— Par Selim Lander —
Qui a dit que la photographie était un art mineur ? Deux expositions récentes à la Fondation Clément, celle de Philippe Virapin[i], l’année dernière, et celle de Shirley Rufin[ii] actuellement en cours démontrent le contraire. Rien de plus dissemblable pourtant entre les approches de ces deux artistes : le premier, plus « photographe », expose des paysages urbains parfaitement reconnaissables, alors que la seconde, plus « plasticienne », retravaille ses clichés dans les bains, sous la presse et dans l’ordinateur jusqu’à faire s’évanouir le sujet initial. Le point commun, c’est, dans les cas les plus réussis, la fête des couleurs chaudes qui jaillissent du fond noir : celui de la nuit chez Virapin, celui de la toile sur laquelle elle photographie ses modèles chez Rufin.

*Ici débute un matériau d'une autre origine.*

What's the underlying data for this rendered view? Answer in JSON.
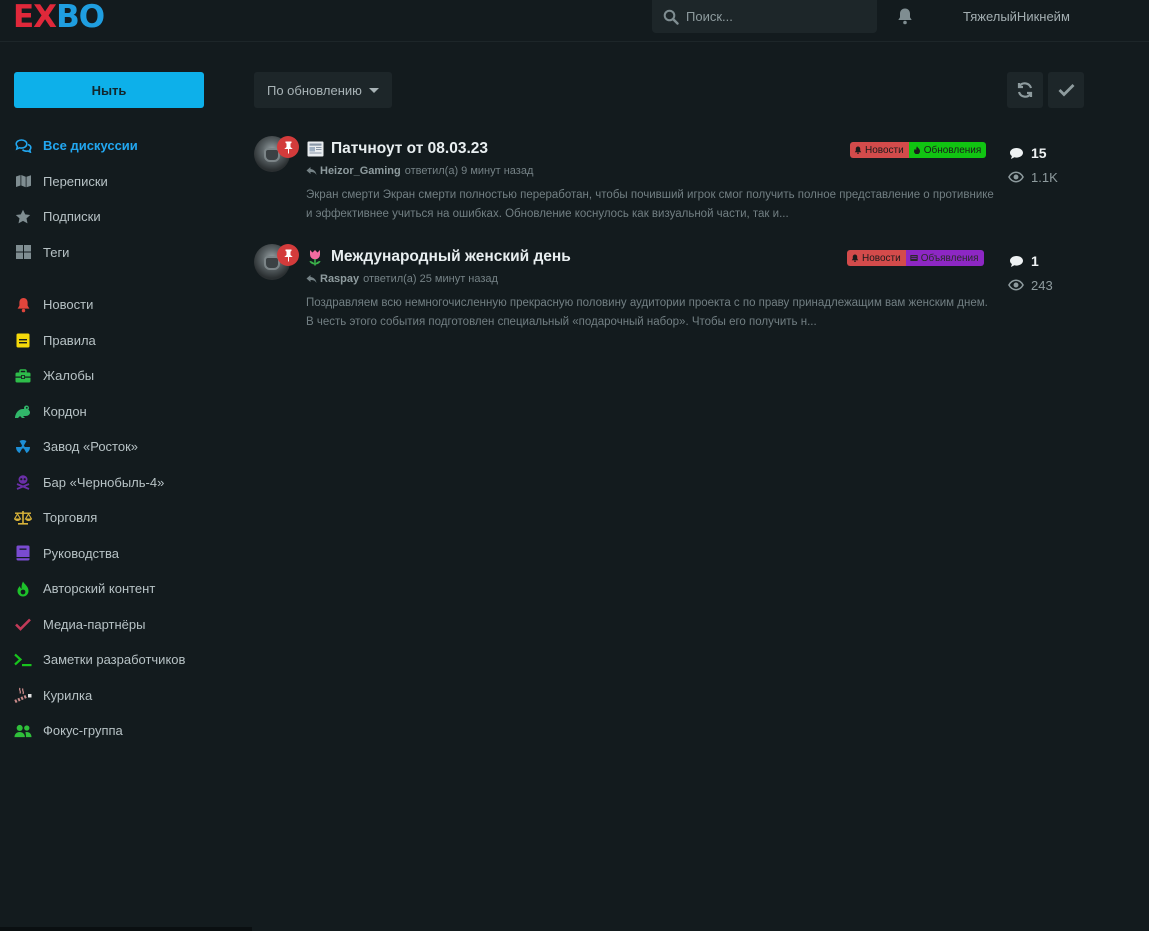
{
  "header": {
    "logo_left": "EX",
    "logo_right": "BO",
    "search_placeholder": "Поиск...",
    "username": "ТяжелыйНикнейм"
  },
  "sidebar": {
    "start_button": "Ныть",
    "nav": [
      {
        "label": "Все дискуссии",
        "icon": "comments-icon",
        "active": true
      },
      {
        "label": "Переписки",
        "icon": "map-icon"
      },
      {
        "label": "Подписки",
        "icon": "star-icon"
      },
      {
        "label": "Теги",
        "icon": "grid-icon"
      }
    ],
    "tags": [
      {
        "label": "Новости",
        "icon": "bell-icon",
        "color": "#e0453c"
      },
      {
        "label": "Правила",
        "icon": "sticky-note-icon",
        "color": "#f5d90a"
      },
      {
        "label": "Жалобы",
        "icon": "toolbox-icon",
        "color": "#2ebd4a"
      },
      {
        "label": "Кордон",
        "icon": "frog-icon",
        "color": "#31b76a"
      },
      {
        "label": "Завод «Росток»",
        "icon": "radiation-icon",
        "color": "#1d8fd6"
      },
      {
        "label": "Бар «Чернобыль-4»",
        "icon": "skull-crossbones-icon",
        "color": "#6a2fa8"
      },
      {
        "label": "Торговля",
        "icon": "balance-scale-icon",
        "color": "#d8b33a"
      },
      {
        "label": "Руководства",
        "icon": "book-icon",
        "color": "#7a4bd1"
      },
      {
        "label": "Авторский контент",
        "icon": "fire-icon",
        "color": "#1dc12a"
      },
      {
        "label": "Медиа-партнёры",
        "icon": "check-icon",
        "color": "#c23a58"
      },
      {
        "label": "Заметки разработчиков",
        "icon": "terminal-icon",
        "color": "#18c41d"
      },
      {
        "label": "Курилка",
        "icon": "smoking-icon",
        "color": "#c98a8a"
      },
      {
        "label": "Фокус-группа",
        "icon": "users-icon",
        "color": "#2fbf3a"
      }
    ]
  },
  "toolbar": {
    "sort_label": "По обновлению"
  },
  "discussions": [
    {
      "title": "Патчноут от 08.03.23",
      "emoji": "newspaper",
      "user": "Heizor_Gaming",
      "action": "ответил(а) 9 минут назад",
      "excerpt": "Экран смерти Экран смерти полностью переработан, чтобы почивший игрок смог получить полное представление о противнике и эффективнее учиться на ошибках. Обновление коснулось как визуальной части, так и...",
      "tags": [
        "Новости",
        "Обновления"
      ],
      "comments": "15",
      "views": "1.1K"
    },
    {
      "title": "Международный женский день",
      "emoji": "tulip",
      "user": "Raspay",
      "action": "ответил(а) 25 минут назад",
      "excerpt": "Поздравляем всю немногочисленную прекрасную половину аудитории проекта с по праву принадлежащим вам женским днем. В честь этого события подготовлен специальный «подарочный набор». Чтобы его получить н...",
      "tags": [
        "Новости",
        "Объявления"
      ],
      "comments": "1",
      "views": "243"
    }
  ]
}
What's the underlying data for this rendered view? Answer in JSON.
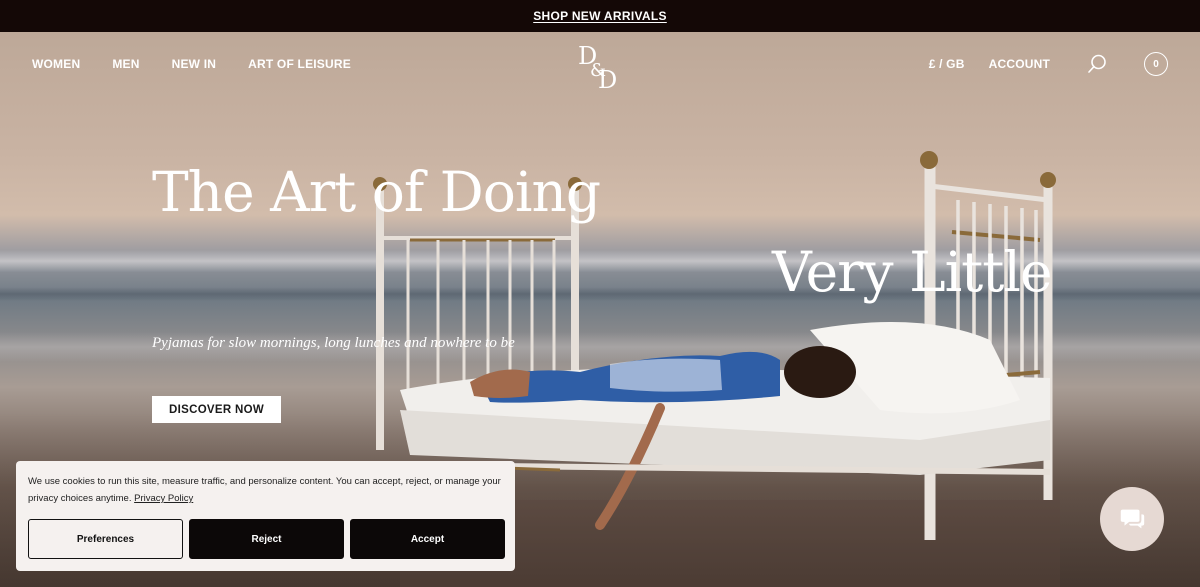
{
  "promo": {
    "label": "SHOP NEW ARRIVALS"
  },
  "nav": {
    "left_items": [
      {
        "label": "WOMEN"
      },
      {
        "label": "MEN"
      },
      {
        "label": "NEW IN"
      },
      {
        "label": "ART OF LEISURE"
      }
    ],
    "logo_text": "D&D",
    "currency": "£ / GB",
    "account": "ACCOUNT",
    "search_icon": "search-icon",
    "cart_count": "0"
  },
  "hero": {
    "headline_1": "The Art of Doing",
    "headline_2": "Very Little",
    "subhead": "Pyjamas for slow mornings, long lunches and nowhere to be",
    "cta": "DISCOVER NOW"
  },
  "cookie": {
    "text": "We use cookies to run this site, measure traffic, and personalize content. You can accept, reject, or manage your privacy choices anytime.",
    "link": "Privacy Policy",
    "preferences": "Preferences",
    "reject": "Reject",
    "accept": "Accept"
  },
  "chat": {
    "icon": "chat-icon"
  },
  "colors": {
    "promo_bg": "#140806",
    "cookie_bg": "#f5f1ef",
    "button_dark": "#0c0808",
    "chat_bg": "#e6d9d3"
  }
}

Les œuvres de cette dernière exposées à la Fondation Clément se présentent en effet comme des abstractions pures. Nul moyen, si l’on n’est au préalable averti, de deviner qu’un corps féminin se cache derrière les taches de couleur de ses tableaux photographiques. Et de fait, le processus de transformation, parfois très lent (quand un tirage papier est soumis à l’attaque de poudres chimiques sous la presse), a opéré une véritable transmutation du sujet initial en quelque chose d’entièrement différent que l’on peut interpréter à sa guise, comme par exemple, si l’on est quelque peu mystique, « l’aura » du corps disparu.

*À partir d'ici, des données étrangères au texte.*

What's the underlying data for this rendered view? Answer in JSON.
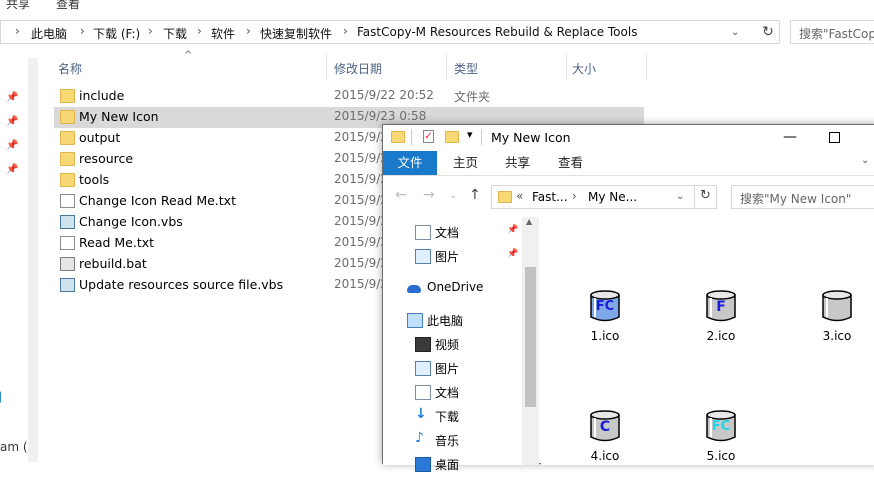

Les œuvres présentées au François sont si peu figuratives que, à l’exception peut-être d’une ou deux (celle en particulier qui évoque un écorché à la Rembrandt), même le spectateur averti s’avèrera incapable de reconnaître la forme du corps photographié. Il reste des compositions abstraites, toutes sur fond noir, plus ou moins colorées, certaines très réussies – sachant que chaque visiteur les regarde avec sa propre sensibilité – mais qui ne laissent pas indifférent (contrairement à tant de productions de l’art contemporain).
En fait, il faut écouter parler l’artiste et, tout autant, feuilleter le catalogue de l’exposition qui reproduit des œuvres antérieures de Rufin, découvrir ainsi le cheminement qui l’a conduite à transformer son travail sans cesse vers plus d’abstraction, pour percevoir la cohérence d’un projet orienté par le tabou sur la nudité du corps. Ce tabou, elle l’a pris à son compte en commençant par cacher le modèle nu derrière des ombres et des accessoires (perruque, lunettes) puis en s’attaquant à l’enveloppe charnelle du corps en faisant apparaître ici ou là au tirage desquamations, brûlures, comme si la vision d’un corps vrai – qu’il soit glorieux ou non – lui était insupportable. Poussant plus loin, c’est toute la surface du corps qui se trouve ainsi attaquée, puis déformée. Des protubérances apparaissent, des membres s’effacent, les visages deviennent grotesques, un quadrillage ou un réseau de branches sèches vient se superposer au corps déjà à peine reconnaissable, jusqu’à l’explosion finale en ces taches de couleur qui constituent l’état actuel de sa démarche. On dénote une certaine parenté entre cette évolution et celle suivie par le peintre Ernest Breleur qui commença par peindre des corps stylisés (période « Fwomajé »), puis des corps sans tête dans la série « Mythologie de la lune », avant de passer à des corps quasi méconnaissables dans la série des « Corps flottants » qui se rapproche de l’abstraction.
On ne voit pas comment Rufin pourrait aller plus loin sur la voie qu’elle s’est choisie. Seul un retour au figuratif apparaît désormais possible, qui marquerait peut-être une vision nouvelle, réconciliée, avec la nudité. Rappelons que Breleur, pour sa part, est revenu progressivement à des représentations de plus en plus figuratives des corps, allant jusqu’à inclure des photographies d’yeux, de seins, etc. dans ses sculptures faites à partir d’anciennes radiographies découpées et collées (« Reconstitution d’une tribu perdue », « Portraits sans visage », etc.) [iii].
[i] Philippe Virapin, « Insomnie », 27 juin-3 août 2014.
[ii] Shirley Rufin, « À chacun sa chimère », 13 mars-19 avril 2015.
[iii] Cf. Ernest Breleur, texte de Dominique Berthet, Fondation Clément et HC Editions, 2008.